Willie Thornton

Profile
- Position: Wide receiver

Personal information
- Born: February 15, 1986 (age 39) Belle Glade, Florida, U.S.
- Height: 5 ft 10 in (1.78 m)
- Weight: 180 lb (82 kg)

Career information
- College: Texas A&M-Commerce
- NFL draft: 2009: undrafted

Career history
- 2009: Edmonton Eskimos*
- 2010: Hamilton Tiger-Cats
- * Offseason and/or practice squad member only
- Stats at CFL.ca

= Willie Thornton (Canadian football) =

American gridiron football player (born 1986)

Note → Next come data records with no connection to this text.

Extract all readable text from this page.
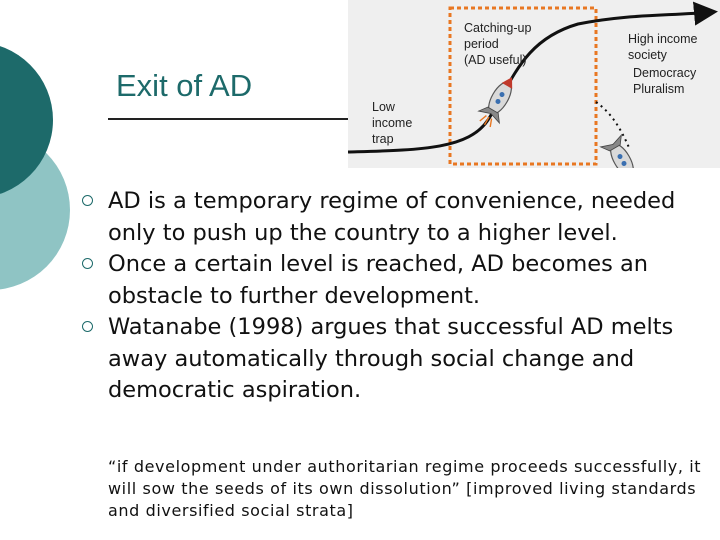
Exit of AD
Catching-up
period
(AD useful)
High income
society
Democracy
Pluralism
Low
income
trap
AD is a temporary regime of convenience, needed only to push up the country to a higher level.
Once a certain level is reached, AD becomes an obstacle to further development.
Watanabe (1998) argues that successful AD melts away automatically through social change and democratic aspiration.
“if development under authoritarian regime proceeds successfully, it will sow the seeds of its own dissolution” [improved living standards and diversified social strata]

William Thornton (born February 15, 1986) is an American former professional football wide receiver. He played college football at Texas A&M-Commerce, and played for the Hamilton Tiger-Cats of the Canadian Football League (CFL) in 2010.

==College career==
Thornton played college football at Texas A&M-Commerce. On September 20, 2008, he caught seven passes for 266 yards in a 38-14 win against Eastern New Mexico. Thornton also had four touchdown catches in the game, including one for 98 yards on the opening play. As a result, he was named Lone Star Conference North player of the week. As a senior, Thornton caught 48 passes for 923 yards and 10 touchdowns.

==Professional career==
Thornton was a member of the Edmonton Eskimos during training camp in 2009.

Thornton signed with the Hamilton Tiger-Cats on May 26, 2010, but he was sustained torn thumb ligaments during a collision with another player in training camp. He was released on June 8, 2010. He was signed to the team's practice roster on September 8, 2010, and released on September 29. He was re-signed to the practice roster on October 11. He was promoted to the active roster on November 4, and played in the team's November 6 game against the BC Lions. He was released by the Tiger-Cats in April 2011.